FETEIA-OLTRA denuncia en sus redes, con el hashtag #SinLogísticaNoHayIndustria, el colapso actual del ferrocarril de mercancías.
“No es un episodio aislado ni una consecuencia puntual derivada de incidencias recientes, como el caos en Rodalies o el cierre de la AP-7. Se trata de la manifestación más grave de un problema estructural que el sector del transporte de mercancías viene denunciando desde hace años y que hoy ha estallado con consecuencias ya a escala europea”, señalan desde la entidad en un comunicado.
Para la entidad, desde hace más de una semana, los tráficos ferroviarios de mercancías se encuentran prácticamente paralizados. Los flujos internacionales están detenidos, sin previsión clara de reanudación, y comienzan a bloquearse cadenas de producción en países como Alemania y Bélgica. Solo en el mes de enero, de los 250 trenes internacionales previstos desde Barcelona, apenas han circulado una treintena.
Asimismo, explicaron que esta situación se ve agravada por el estado de abandono de infraestructuras clave. El túnel de Rubí, único acceso ferroviario con ancho internacional al Puerto de Barcelona, permanece cortado por unas obras que no avanzan, lo que supone en la práctica el aislamiento del puerto respecto a la red ferroviaria de mercancías. “Un ejemplo más del escaso compromiso institucional con el desarrollo real del ferrocarril de mercancías”.
“El ferrocarril de mercancías no puede seguir siendo el eslabón débil del sistema. Los viajeros son prioritarios, pero no a costa de paralizar la industria, el comercio y la competitividad del país”, afirma el presidente de FETEIA-OLTRA, Enric Ticó. “Estamos hablando de una infraestructura crítica para la economía y para la sostenibilidad. Ignorarla tiene un coste que ya no es asumible”.

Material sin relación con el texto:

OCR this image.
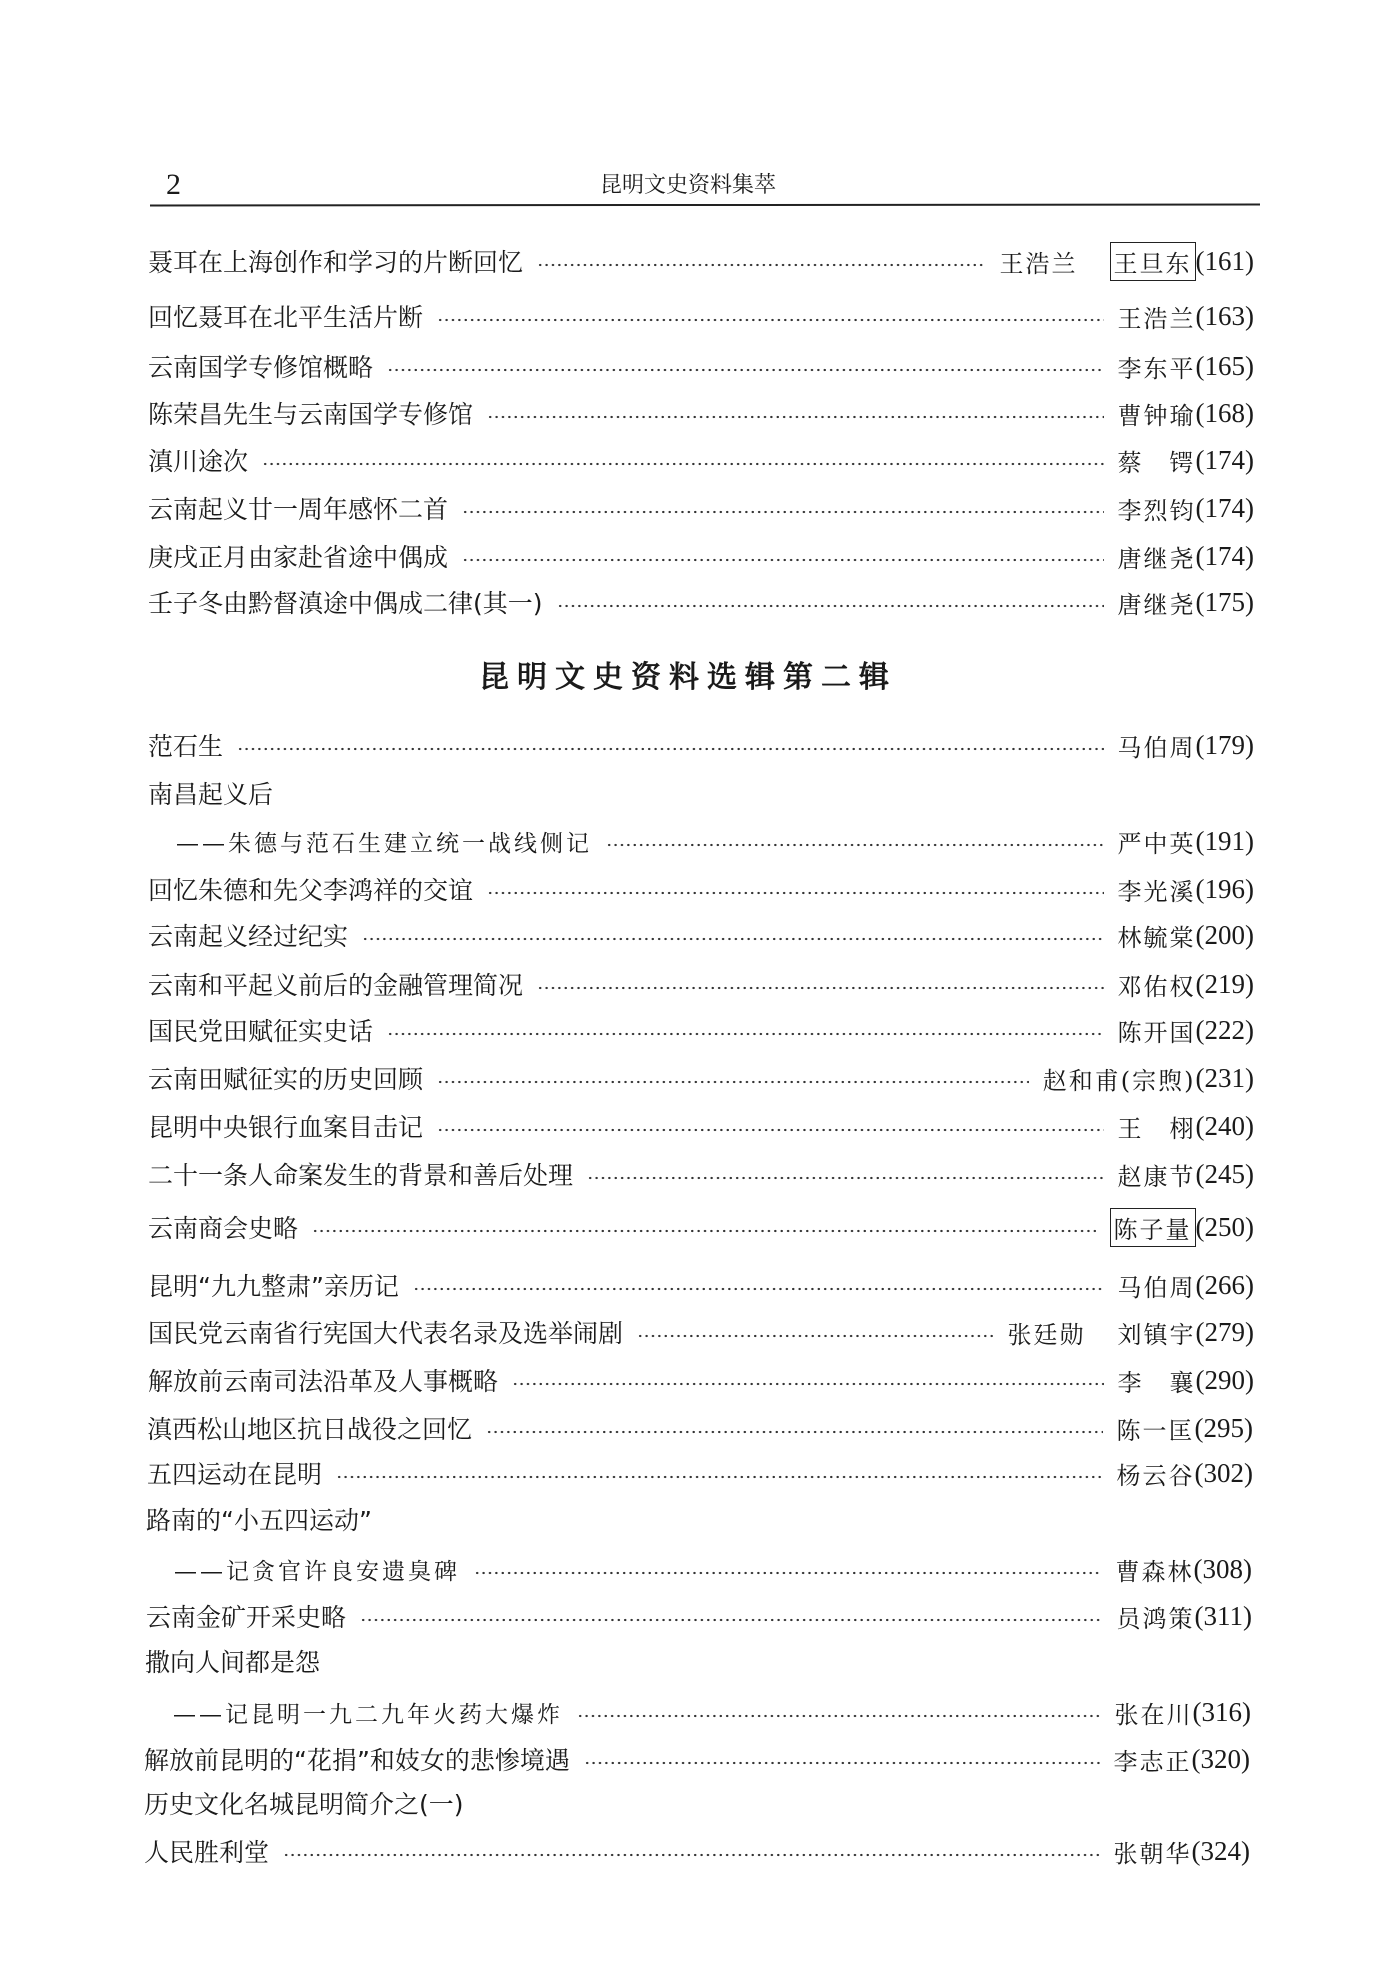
2	昆明文史资料集萃
昆明文史资料选辑第二辑
聂耳在上海创作和学习的片断回忆	王浩兰 王旦东 (161)
回忆聂耳在北平生活片断	王浩兰 (163)
云南国学专修馆概略	李东平 (165)
陈荣昌先生与云南国学专修馆	曹钟瑜 (168)
滇川途次	蔡　锷 (174)
云南起义廿一周年感怀二首	李烈钧 (174)
庚戌正月由家赴省途中偶成	唐继尧 (174)
壬子冬由黔督滇途中偶成二律(其一)	唐继尧 (175)
范石生	马伯周 (179)
南昌起义后
——朱德与范石生建立统一战线侧记	严中英 (191)
回忆朱德和先父李鸿祥的交谊	李光溪 (196)
云南起义经过纪实	林毓棠 (200)
云南和平起义前后的金融管理简况	邓佑权 (219)
国民党田赋征实史话	陈开国 (222)
云南田赋征实的历史回顾	赵和甫(宗煦) (231)
昆明中央银行血案目击记	王　栩 (240)
二十一条人命案发生的背景和善后处理	赵康节 (245)
云南商会史略	陈子量 (250)
昆明“九九整肃”亲历记	马伯周 (266)
国民党云南省行宪国大代表名录及选举闹剧	张廷勋 刘镇宇 (279)
解放前云南司法沿革及人事概略	李　襄 (290)
滇西松山地区抗日战役之回忆	陈一匡 (295)
五四运动在昆明	杨云谷 (302)
路南的“小五四运动”
——记贪官许良安遗臭碑	曹森林 (308)
云南金矿开采史略	员鸿策 (311)
撒向人间都是怨
——记昆明一九二九年火药大爆炸	张在川 (316)
解放前昆明的“花捐”和妓女的悲惨境遇	李志正 (320)
历史文化名城昆明简介之(一)
人民胜利堂	张朝华 (324)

En este contexto, aseguraron que el camión es hoy para la mercancía lo que el autocar es para el viajero: la única alternativa viable para garantizar la continuidad del sistema. Sin embargo, se está exigiendo al transporte por carretera un sobreesfuerzo difícilmente sostenible en el tiempo, con el consiguiente incremento de la congestión en las principales vías y una presión adicional sobre un sistema logístico ya tensionado.
“El impacto de esta crisis no es solo operativo. Es también reputacional, estratégico y ambiental. Mientras se habla de descarbonización y de trasladar carga de la carretera al ferrocarril, la red ferroviaria no ofrece fiabilidad ni resiliencia suficientes para sostener ese objetivo”.
“Desde FETEIA-OLTRA reclamamos una respuesta inmediata, coordinada y estructural por parte de las administraciones competentes. El ferrocarril de mercancías debe ser tratado como lo que es: una pieza clave del comercio internacional y de la economía productiva. Asimismo, llamamos al conjunto del sector logístico a unirse a nuestro manifiesto para reclamar soluciones urgentes ante el colapso del ferrocarril de mercancías”, concluyen desde la entidad en un comunicado.